HIV drug makers Gilead (GILD), Pfizer (PFE) and its subsidiary Agouron staged an illegal “bidding war” over bribes to doctors in Brooklyn, according to a whistleblower lawsuit. Prices reached $100,000 per doctor and docs who didn’t cooperate by increasing the prescriptions they wrote were described as “unflippable” and dropped from the scheme, former sales rep David Moore alleges.by Jim Edwards BNet
Gilead denies the allegations and has asked a California federal court to sanction Moore because he allegedly wiped his computer hard drives clean on several occasions — thus destroying evidence — before and after filing the whistleblower suit against Gilead. Drug companies — including Gilead — are frequently accused of using kickback schemes to promote their products, by paying doctors as consultants or advisers, or giving them excessive honoraria for speaking at educational seminars in which they talk up certain drugs to other doctors.
Moore’s complaint is different because it goes a step further: Gilead is an AIDS drug specialist company and as such its drugs — Atripla or Truvada — are generally the best, or standard, therapy for HIV, Moore says. When Pfizer and other competitors allegedly started linking their payments to doctors to whether they prescribed products or not, Gilead was forced to make payments of its own just to keep doctors using the standard therapies for AIDS, Moore claims.
The complaint suggests corrupt practices at one company can create instant incentives that force competing companies to respond in kind. Soon, an entire category can become engulfed in expensive, wasteful, unethical and illegal activity. Here’s how Gilead was enveloped in the “bidding war”:
This “bidding war” was initiated by the companies that are selling drugs that the medical community considers to be “inferior” or “alternatives” to the “preferred” HIV medications. Those companies, which have included pharmaceutical companies Agouron and Pfizer, started paying financial inducements to doctors to persuade them to stray from the standard of care, and prescribe their products even when mandated by the patients’ condition.
To counteract the corrupt marketing methods of other HIV/AIDS drug manufacturers, companies with preferred medications, such as Defendant Gilead, have had to pay inducements to persuade doctors to follow the standard of care notwithstanding the payments from the Defendants with non-preferred drugs.
The war soon got out of hand, Moore alleges, as illegal payments to doctors reached an average of $10,000 a year. Doctors with large practices devoted to HIV could command even more. One physician, Dr. Leonard Berkowitz at Brooklyn Hospital, received an “unrestricted educational grant” of $100,000, Moore alleges.
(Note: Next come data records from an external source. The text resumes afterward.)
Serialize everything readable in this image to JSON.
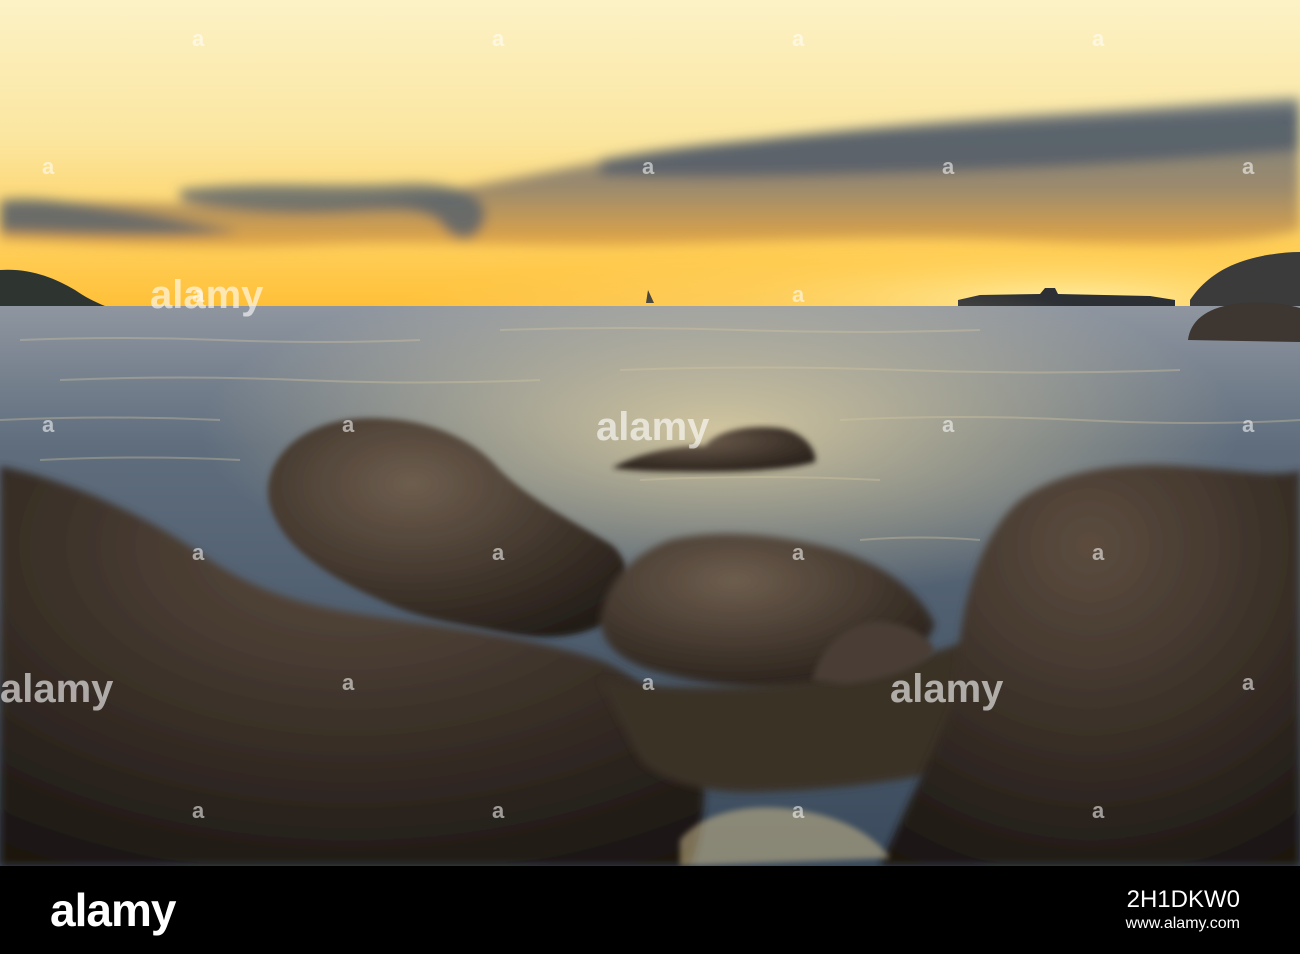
{
  "photo": {
    "watermark_text": "alamy",
    "watermark_mark": "a",
    "colors": {
      "sky_top": "#fbf0c0",
      "sky_glow": "#ffc23a",
      "cloud": "#6f7a86",
      "sea": "#4a5a6a",
      "sea_glint": "#e8d29a",
      "rock_dark": "#2c241e",
      "rock_mid": "#5a4b3e"
    }
  },
  "footer": {
    "logo": "alamy",
    "image_id": "2H1DKW0",
    "url": "www.alamy.com"
  }
}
In response, Berkowitz called that allegation “absolute nonsense.” He said he has sat on a Gilead advisory board every year or two when new information comes out, and fees for that were $1,000. He believes Moore is referring to a grant Gilead gave the hospital, which funds an HIV counselor in the emergency room.
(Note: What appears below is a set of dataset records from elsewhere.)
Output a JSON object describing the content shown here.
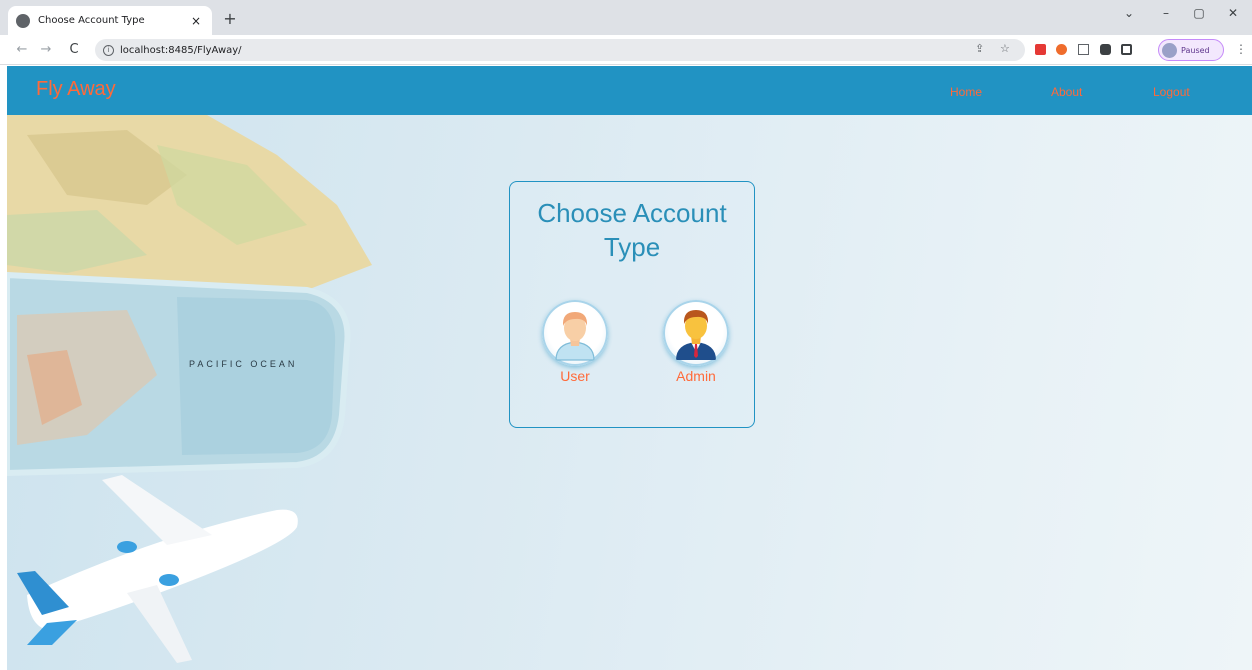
{
  "browser": {
    "tab_title": "Choose Account Type",
    "tab_close": "×",
    "new_tab": "+",
    "url": "localhost:8485/FlyAway/",
    "profile_label": "Paused",
    "window_controls": {
      "dropdown": "⌄",
      "minimize": "–",
      "maximize": "▢",
      "close": "✕"
    },
    "nav": {
      "back": "←",
      "forward": "→",
      "reload": "C"
    }
  },
  "site": {
    "brand": "Fly Away",
    "nav": [
      "Home",
      "About",
      "Logout"
    ],
    "colors": {
      "navbar": "#2193c3",
      "accent": "#ff6a3a",
      "title": "#2a8fb8"
    }
  },
  "card": {
    "title": "Choose Account Type",
    "options": [
      {
        "label": "User",
        "icon": "user-avatar-icon"
      },
      {
        "label": "Admin",
        "icon": "admin-avatar-icon"
      }
    ]
  },
  "background": {
    "map_label": "PACIFIC OCEAN"
  }
}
The leverage worked both ways, Moore claims. If “unflippable” doctors didn’t increase their prescriptions, Gilead would drop them from the payment list. Moore alleges his supervisor, Cliff Keeling, came under pressure from management because another Brooklyn physician, Dr. Andre Brutus, did not increase his Truvada prescriptions:
Dr. Brutus once had the third largest HIV practice in the country and still has one of the largest practices in the country. Keeling said to Plaintiff: “We’re gonna have to cut programs to him. If he doesn’t start moving, I’m gonna get a lot of heat for continuing to use him.”
Moore claims that after he filed suit against the company, Gilead illegally retaliated by taking away his job.